Il a également déclaré que Psaki n’avait pas montré à quel point le fait d’assister à une déposition dans son pays d’origine serait un fardeau excessif. En fait, il a dit que si Psaki avait peu d’informations à fournir, comme elle le prétend, cela ne devrait pas être un fardeau du tout.

« Combien de temps faut-il pour préparer un témoin à la déposition alors qu’il n’a vraiment rien à dire ? » a demandé Davis.

L’avocat du ministère de la Justice, Indraneel Sur, a indiqué qu’il ferait appel de la décision de Davis auprès d’un juge de district d’Alexandrie et a demandé au juge de suspendre sa décision pour lui laisser le temps de le faire, mais Davis a refusé.

Le procès intenté par les procureurs généraux du Missouri et de la Louisiane accuse le président Joe Biden, l’ancien responsable fédéral de la santé Anthony Fauci et d’autres de conspirer avec des sociétés de médias sociaux pour restreindre la liberté d’expression en censurant les opinions conservatrices sur la réponse au COVID-19 et d’autres problèmes.

Le Missouri et la Louisiane disent vouloir plus d’informations sur les déclarations faites par Psaki lors de conférences de presse au cours desquelles elle a exhorté les plateformes de médias sociaux à faire un meilleur travail pour bloquer la désinformation sur leurs sites.

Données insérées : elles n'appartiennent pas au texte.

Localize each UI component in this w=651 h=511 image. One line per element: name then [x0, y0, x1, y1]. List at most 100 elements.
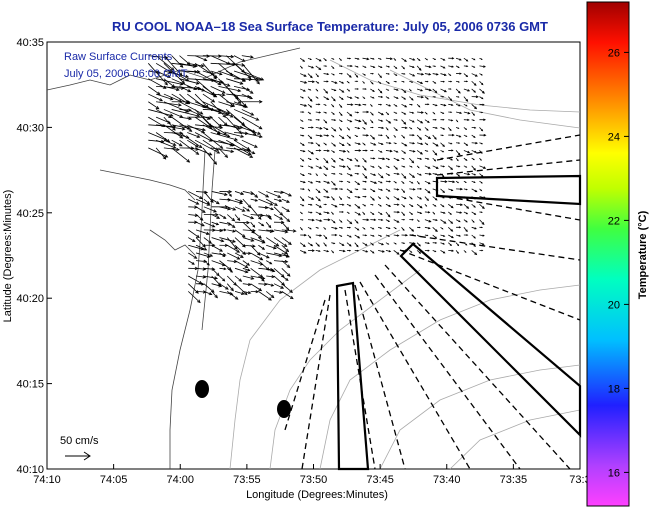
- current-vector: [323, 134, 330, 137]
- current-vector: [299, 65, 303, 69]
- current-vector: [378, 126, 385, 130]
- current-vector: [339, 165, 346, 168]
- current-vector: [471, 141, 479, 145]
- current-vector: [307, 104, 313, 108]
- current-vector: [448, 119, 454, 122]
- current-vector: [266, 260, 273, 265]
- current-vector: [432, 234, 438, 239]
- current-vector: [440, 173, 445, 178]
- current-vector: [455, 234, 462, 237]
- current-vector: [424, 226, 431, 230]
- current-vector: [219, 275, 226, 282]
- current-vector: [226, 191, 232, 197]
- current-vector: [265, 221, 272, 229]
- current-vector: [331, 119, 337, 122]
- current-vector: [307, 111, 312, 115]
- current-vector: [299, 119, 304, 122]
- current-vector: [479, 96, 484, 100]
- current-vector: [315, 57, 322, 62]
- current-vector: [424, 242, 430, 245]
- current-vector: [463, 150, 471, 154]
- current-vector: [273, 237, 288, 247]
- current-vector: [339, 65, 343, 67]
- current-vector: [299, 157, 305, 162]
- current-vector: [338, 80, 345, 84]
- current-vector: [234, 206, 246, 212]
- current-vector: [307, 173, 312, 175]
- current-vector: [300, 80, 308, 84]
- current-vector: [323, 65, 328, 67]
- current-vector: [250, 198, 259, 202]
- current-vector: [299, 227, 303, 231]
- current-vector: [226, 70, 246, 82]
- current-vector: [455, 65, 460, 69]
- current-vector: [354, 103, 362, 107]
- current-vector: [416, 180, 420, 185]
- current-vector: [241, 109, 255, 116]
- current-vector: [331, 157, 336, 163]
- current-vector: [463, 234, 469, 236]
- current-vector: [241, 116, 263, 130]
- current-vector: [393, 165, 398, 170]
- current-vector: [455, 165, 461, 168]
- current-vector: [242, 198, 252, 209]
- current-vector: [323, 57, 327, 62]
- current-vector: [194, 139, 221, 154]
- current-vector: [203, 291, 213, 296]
- current-vector: [346, 157, 353, 161]
- current-vector: [416, 119, 424, 124]
- current-vector: [456, 203, 464, 207]
- current-vector: [479, 196, 487, 199]
- current-vector: [479, 80, 484, 86]
- current-vector: [171, 147, 191, 163]
- current-vector: [409, 73, 416, 77]
- current-vector: [171, 116, 193, 132]
- current-vector: [409, 157, 415, 164]
- current-vector: [323, 249, 330, 253]
- current-vector: [210, 147, 235, 153]
- current-vector: [471, 80, 477, 86]
- current-vector: [385, 80, 390, 84]
- current-vector: [378, 95, 384, 98]
- current-vector: [163, 139, 177, 146]
- current-vector: [331, 211, 334, 215]
- current-vector: [370, 142, 377, 146]
- current-vector: [315, 234, 323, 237]
- current-vector: [307, 88, 312, 91]
- current-vector: [323, 149, 330, 152]
- current-vector: [385, 142, 392, 145]
- current-vector: [241, 55, 254, 59]
- current-vector: [346, 203, 352, 207]
- current-vector: [338, 219, 343, 223]
- current-vector: [258, 191, 270, 198]
- current-vector: [315, 211, 322, 215]
- current-vector: [300, 203, 305, 207]
- current-vector: [377, 111, 384, 116]
- current-vector: [393, 188, 400, 191]
- x-tick-label: 73:45: [366, 474, 394, 486]
- colorbar-tick-label: 22: [608, 215, 620, 227]
- current-vector: [385, 211, 391, 218]
- current-vector: [432, 180, 439, 183]
- current-vector: [179, 78, 200, 85]
- current-vector: [417, 157, 423, 160]
- current-vector: [416, 57, 421, 62]
- current-vector: [195, 252, 211, 258]
- current-vector: [479, 165, 487, 169]
- current-vector: [440, 118, 445, 121]
- current-vector: [416, 88, 424, 92]
- current-vector: [401, 142, 408, 147]
- current-vector: [323, 242, 327, 247]
- current-vector: [323, 234, 328, 240]
- current-vector: [225, 86, 242, 104]
- current-vector: [370, 80, 374, 85]
- chart-title: RU COOL NOAA–18 Sea Surface Temperature:…: [112, 19, 548, 34]
- current-vector: [463, 134, 468, 137]
- current-vector: [273, 283, 285, 289]
- current-vector: [424, 111, 428, 115]
- current-vector: [463, 111, 471, 115]
- current-vector: [203, 260, 210, 266]
- current-vector: [281, 198, 290, 203]
- current-vector: [377, 234, 383, 237]
- current-vector: [479, 219, 485, 225]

Dans un briefing, par exemple, elle a déclaré que l’administration signalait les publications problématiques aux entreprises de médias sociaux.

“Nous communiquons régulièrement avec (les entreprises de médias sociaux) et elles comprennent certainement ce que sont nos demandes”, a-t-elle déclaré.

Le Missouri et la Louisiane disent qu’ils veulent savoir de Psaki qui, au sein de l’administration, s’engageait avec des sociétés de médias sociaux et ce qu’ils demandaient.

Les avocats de Psaki affirment que les États ont déjà obtenu l’essentiel de ce dont ils ont besoin à partir d’e-mails et d’autres documents qui leur ont déjà été fournis.

Onze avocats ont assisté à l’audience de vendredi ; Psaki ne l’a pas fait.